Reactor Panel discussion highlights for this final session included opinions that value can be measured in various ways, however, focusing on better health outcomes for patients should be the ultimate goal. One of the Reactor Panelists offered an example regarding high-priced oncology medications which may provide only 3 additional months of life. Providers, patients, and caregivers should be having conversations about the quality of those last 3 months to determine the humanistic value of the treatment. Another panelist mentioned that hospitals utilize a number of resources prolonging life, but perhaps the focus should include productive life and not simply duration.

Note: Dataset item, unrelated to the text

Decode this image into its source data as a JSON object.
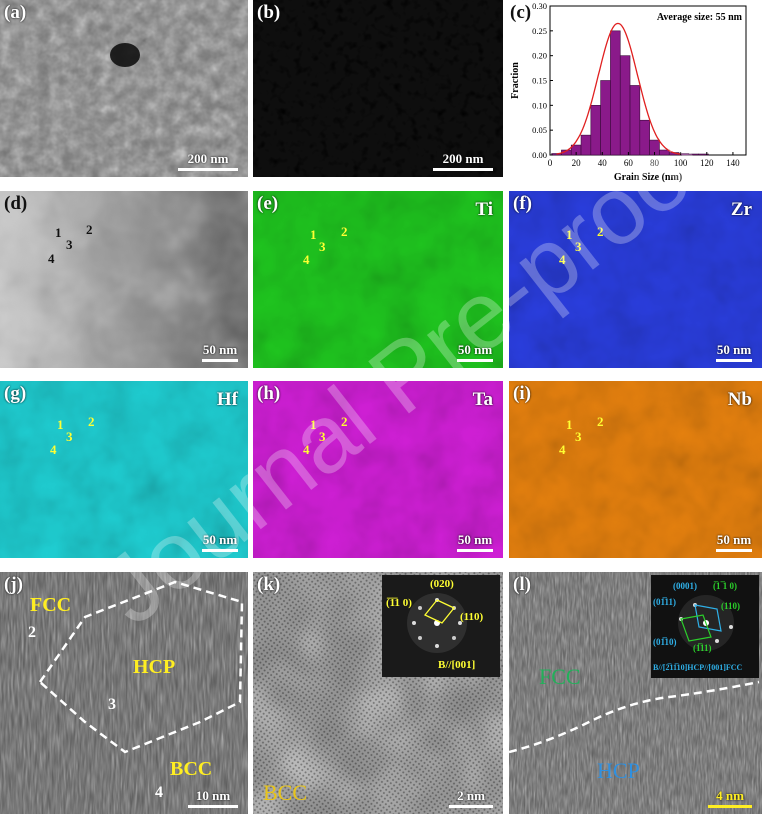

In summary, there is growing consensus among stakeholders, providers, and consumers that more emphasis on value, and simplification of relevant information to facilitate informed decision making are commonly expressed needs, and a universal goal in improving quality and creating value in the U.S. healthcare system. The shift from event-specific treatment to more holistic and personalized care is a step in the right direction.
 KFF Employer Health Benefits Survey, 2018; Kaiser/HRET Survey of Employer-Sponsored Health Benefits, 1999-2017. Bureau of Labor Statistics, Consumer Price Index, U.S. City Average of Annual Inflation (April to April), 1999-2018; Bureau of Labor Statistics, Seasonally Adjusted Data from the Current Employment Statistics Survey, 1999-2018 (April-April).